The loathsome stains are due to the rainy and cold weather. Solution; air or sun objects often.
Since the beginning of ‘daily’ rainfall in Douala, dresses, shoes and household furniture like wooden and leather chairs, cupboards and even some cement floors are in constant danger. Mould; a woolly network of threadlike strands that may be white, green, grey or black in colour grow on objects due to severe cold and change their colours.
It is common for Douala city dwellers to brush and iron mould-attacked dresses every morning before putting them on. Since brushing dresses contributes in reducing the quality, owners who pay attention to what they put on find solace in dry-cleaning companies for thorough washing. When washed in dry-cleaning machines and parcelled in plastics, parasitic fungus like mould hardly grow on them, an employee in a dry-cleaning company disclosed. When dresses are exposed to cold, they are easily attacked by mould. For those who cannot meet dry-cleaning expenses, constant sunning or airing dresses and other objects that might incur the wrath of mould is advisable. Though it rains often, the sun does not necessarily has a very big role to play, but just spreading the dresses and placing furniture in an open space is enough to reverse the trend.

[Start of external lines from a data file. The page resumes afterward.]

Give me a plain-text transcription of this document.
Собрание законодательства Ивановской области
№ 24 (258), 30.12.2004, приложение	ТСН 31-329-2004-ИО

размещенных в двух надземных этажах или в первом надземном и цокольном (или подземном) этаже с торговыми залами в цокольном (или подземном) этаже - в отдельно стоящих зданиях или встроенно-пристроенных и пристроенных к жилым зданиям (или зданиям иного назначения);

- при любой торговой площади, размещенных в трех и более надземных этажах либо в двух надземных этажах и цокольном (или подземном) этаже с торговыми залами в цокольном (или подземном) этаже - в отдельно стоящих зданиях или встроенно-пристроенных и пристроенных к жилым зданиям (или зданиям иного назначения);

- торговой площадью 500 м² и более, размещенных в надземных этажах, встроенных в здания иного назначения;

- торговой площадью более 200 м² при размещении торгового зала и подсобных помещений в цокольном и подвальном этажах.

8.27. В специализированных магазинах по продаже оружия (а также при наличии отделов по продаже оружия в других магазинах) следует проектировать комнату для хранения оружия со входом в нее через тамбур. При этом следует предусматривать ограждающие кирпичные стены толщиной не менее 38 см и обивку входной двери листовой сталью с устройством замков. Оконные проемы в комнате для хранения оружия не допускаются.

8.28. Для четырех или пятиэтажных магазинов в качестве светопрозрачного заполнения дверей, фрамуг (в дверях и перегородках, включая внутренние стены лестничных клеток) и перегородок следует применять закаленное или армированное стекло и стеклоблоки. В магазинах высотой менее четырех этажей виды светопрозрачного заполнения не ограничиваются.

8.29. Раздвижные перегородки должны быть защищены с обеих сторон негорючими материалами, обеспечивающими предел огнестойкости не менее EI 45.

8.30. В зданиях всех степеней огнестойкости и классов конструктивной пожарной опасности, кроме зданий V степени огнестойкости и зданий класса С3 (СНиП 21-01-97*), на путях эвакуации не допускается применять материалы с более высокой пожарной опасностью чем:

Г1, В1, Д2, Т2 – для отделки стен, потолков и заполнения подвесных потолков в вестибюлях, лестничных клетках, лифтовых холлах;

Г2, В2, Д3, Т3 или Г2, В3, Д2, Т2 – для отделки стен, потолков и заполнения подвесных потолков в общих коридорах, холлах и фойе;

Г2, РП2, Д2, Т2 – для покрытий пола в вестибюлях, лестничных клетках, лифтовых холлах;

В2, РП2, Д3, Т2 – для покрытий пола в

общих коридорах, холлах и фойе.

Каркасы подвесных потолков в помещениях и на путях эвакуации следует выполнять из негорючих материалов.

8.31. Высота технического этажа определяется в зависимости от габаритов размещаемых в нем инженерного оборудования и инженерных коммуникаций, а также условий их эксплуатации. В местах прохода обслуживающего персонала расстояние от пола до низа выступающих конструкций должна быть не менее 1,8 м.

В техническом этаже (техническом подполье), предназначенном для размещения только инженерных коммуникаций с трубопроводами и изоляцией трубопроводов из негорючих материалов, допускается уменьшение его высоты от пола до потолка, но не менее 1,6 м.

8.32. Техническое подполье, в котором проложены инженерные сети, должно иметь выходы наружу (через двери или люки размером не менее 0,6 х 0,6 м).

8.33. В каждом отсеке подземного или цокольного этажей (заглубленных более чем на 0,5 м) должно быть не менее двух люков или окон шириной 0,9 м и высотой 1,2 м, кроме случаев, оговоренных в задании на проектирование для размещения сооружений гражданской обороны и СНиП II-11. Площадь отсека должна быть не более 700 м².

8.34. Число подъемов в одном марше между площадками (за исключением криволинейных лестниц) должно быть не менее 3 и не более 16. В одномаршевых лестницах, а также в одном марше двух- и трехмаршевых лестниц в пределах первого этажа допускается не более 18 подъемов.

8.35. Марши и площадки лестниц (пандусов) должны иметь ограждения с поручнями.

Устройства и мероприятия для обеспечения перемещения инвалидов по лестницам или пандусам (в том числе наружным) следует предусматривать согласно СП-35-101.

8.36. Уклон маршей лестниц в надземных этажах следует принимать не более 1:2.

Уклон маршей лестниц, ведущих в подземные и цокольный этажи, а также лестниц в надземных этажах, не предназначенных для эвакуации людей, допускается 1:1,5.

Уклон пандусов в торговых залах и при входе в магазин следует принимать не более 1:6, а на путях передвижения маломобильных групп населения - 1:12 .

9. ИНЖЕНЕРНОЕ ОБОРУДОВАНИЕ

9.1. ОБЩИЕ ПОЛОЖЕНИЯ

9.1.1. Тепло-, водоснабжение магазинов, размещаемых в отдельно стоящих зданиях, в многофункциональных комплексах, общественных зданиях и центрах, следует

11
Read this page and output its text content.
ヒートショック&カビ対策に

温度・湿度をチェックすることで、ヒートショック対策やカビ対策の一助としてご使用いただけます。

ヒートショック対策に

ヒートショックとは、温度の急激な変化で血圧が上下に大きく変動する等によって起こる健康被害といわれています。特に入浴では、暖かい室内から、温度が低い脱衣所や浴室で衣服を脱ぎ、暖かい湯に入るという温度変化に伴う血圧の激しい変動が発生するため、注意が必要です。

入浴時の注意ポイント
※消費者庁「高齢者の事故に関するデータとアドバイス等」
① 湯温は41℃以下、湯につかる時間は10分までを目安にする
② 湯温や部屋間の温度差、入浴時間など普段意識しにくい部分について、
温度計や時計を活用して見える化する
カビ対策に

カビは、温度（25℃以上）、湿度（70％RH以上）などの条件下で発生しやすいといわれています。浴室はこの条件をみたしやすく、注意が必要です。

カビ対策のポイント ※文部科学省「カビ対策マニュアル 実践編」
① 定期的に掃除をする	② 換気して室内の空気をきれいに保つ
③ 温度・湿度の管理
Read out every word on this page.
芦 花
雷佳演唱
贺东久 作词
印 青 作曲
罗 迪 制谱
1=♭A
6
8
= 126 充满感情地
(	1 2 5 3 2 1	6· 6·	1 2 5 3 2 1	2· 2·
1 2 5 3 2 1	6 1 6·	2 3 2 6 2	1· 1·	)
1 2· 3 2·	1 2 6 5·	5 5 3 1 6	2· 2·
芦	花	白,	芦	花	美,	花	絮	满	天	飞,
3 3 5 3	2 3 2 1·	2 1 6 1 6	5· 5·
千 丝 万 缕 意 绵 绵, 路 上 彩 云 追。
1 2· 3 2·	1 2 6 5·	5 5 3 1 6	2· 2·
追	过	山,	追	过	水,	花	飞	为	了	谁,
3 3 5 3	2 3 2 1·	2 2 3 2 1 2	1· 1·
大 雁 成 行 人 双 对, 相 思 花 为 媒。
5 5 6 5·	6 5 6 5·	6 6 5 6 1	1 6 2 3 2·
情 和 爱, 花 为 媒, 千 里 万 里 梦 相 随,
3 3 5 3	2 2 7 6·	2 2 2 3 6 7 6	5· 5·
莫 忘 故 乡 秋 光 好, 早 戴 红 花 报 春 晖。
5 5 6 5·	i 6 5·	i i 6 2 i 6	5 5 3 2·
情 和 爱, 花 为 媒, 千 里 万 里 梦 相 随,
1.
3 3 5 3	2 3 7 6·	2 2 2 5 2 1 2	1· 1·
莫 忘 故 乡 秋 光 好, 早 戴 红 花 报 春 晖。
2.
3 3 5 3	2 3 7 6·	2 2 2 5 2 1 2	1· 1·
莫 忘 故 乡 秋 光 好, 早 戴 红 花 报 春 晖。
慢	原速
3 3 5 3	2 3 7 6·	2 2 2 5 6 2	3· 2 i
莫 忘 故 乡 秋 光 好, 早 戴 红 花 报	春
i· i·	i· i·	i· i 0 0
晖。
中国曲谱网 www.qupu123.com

Though preventive measures are free, there is often no time for busy city dwellers in the economic heartbeat, since the cosmopolitan population made up of civil servants, private employees and a bulk of businessmen leave their houses alongside children involved in all sorts of petit trade. Consequently, sunning dresses before leaving for one’s jobsite may just cause another disaster should it rains given that only the very little ones stay at home.
Inhabitants will only continue the “brush and wear” or carry out dry-cleaning while waiting impatiently for dry season to put an end to the handwork of the unbearable parasitic fungus; mould.